How to calculate ADD:
ADD = DSO - Best Possible DSO
When ADD & DSO are moving together simultaneously, meaning both are heading up or both are heading down, the information is pretty cut and dried: Things are really working (up), or they most definitely are not (down).
If ADD & DSO move in different directions, something may be awry. You’ll have to do some digging around to find the source of the discrepancies.
If DSO rises, while ADD falls, the upswing in DSO is probably not due to more efficient collections. The rise could be due to other reasons such as shorter months (payment cycles), seasonality, or changes in customers’ credit terms.
Collection Effectiveness Index (CEI)
The CEI is pretty straightforward: How much money was owed, and how much was collected during any given period? This percentage is a good measure of how effective your current collection policies are, and whether or not they need to be revisited.

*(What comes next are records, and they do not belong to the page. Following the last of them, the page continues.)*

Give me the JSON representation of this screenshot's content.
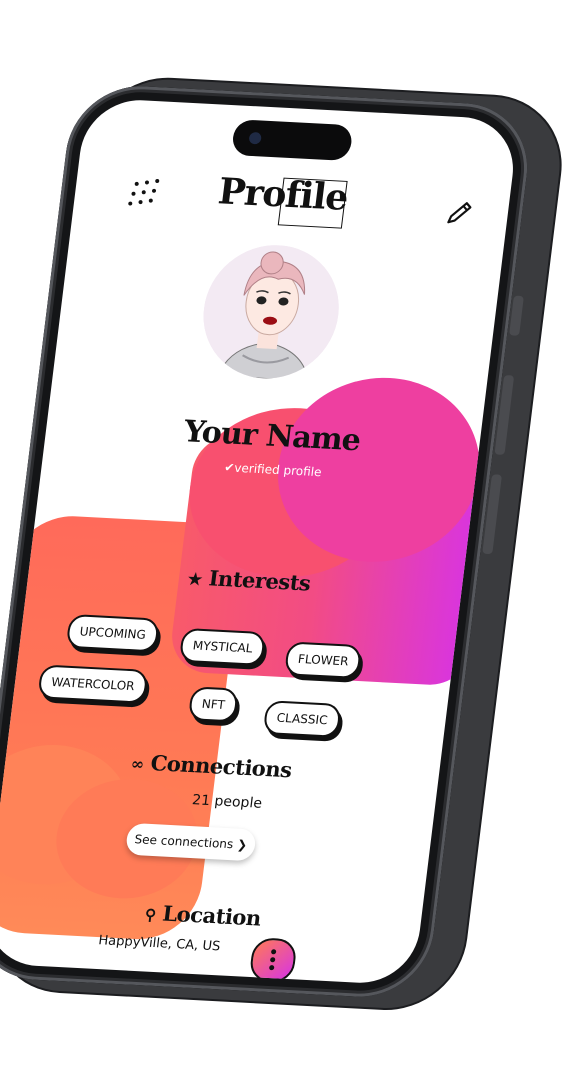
{
  "header": {
    "title": "Profile",
    "menu_icon": "grid-dots-icon",
    "edit_icon": "pencil-icon"
  },
  "profile": {
    "name": "Your Name",
    "verified_mark": "✔",
    "verified_text": "verified profile"
  },
  "interests": {
    "title_icon": "★",
    "title": "Interests",
    "chips": [
      "UPCOMING",
      "MYSTICAL",
      "FLOWER",
      "WATERCOLOR",
      "NFT",
      "CLASSIC"
    ]
  },
  "connections": {
    "title_icon": "∞",
    "title": "Connections",
    "count": "21 people",
    "button_label": "See connections",
    "button_arrow": "❯"
  },
  "location": {
    "title_icon": "⚲",
    "title": "Location",
    "value": "HappyVille, CA, US"
  },
  "colors": {
    "accent_orange": "#ff7a55",
    "accent_pink": "#f24c84",
    "accent_purple": "#d733e6",
    "text": "#111111"
  }
}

CEI measures how effective your collections process is over the long-term, which can be a better gauge of overall quality than DSO.
How to calculate CEI:
CEI = (Beginning receivables + monthly credit sales - ending total receivables)
divided by
(Beginning receivables + monthly credit sales - ending current receivables)
The closer to 100% or total, the better your collections process. Paying attention to whether CEI is increasing or decreasing can help you gauge your collections procedures, and should be monitored regularly.
Accounts Receivable Turnover Ratio (ART)
How often can your company turn A/R into cash? This is the “Art” of successfully managing accounts receivable.
How to calculate ART:
ART = Net credit sales / average accounts receivable
The higher the ART number, the healthier the cash flow.
Revised Invoices
Another thing to analyze on a regular basis is the number of revised invoices generated. While a few revised invoices are to be expected, too many could signal an issue: inaccuracies due to working too quickly, careless accounting mistakes, faulty software, or dishonest employees, to name a few.
How to Improve A/R Performance
Once KPIs are gathered and evaluated, take steps to correct critical issues. To improve A/R performance , consider:
- Electronic invoices
- Automating A/R with industry standard software
- Outsourcing A/R to experts, such as IBS
Which KPIs do you use to monitor accounts receivable? How do you measure the health of your A/R department?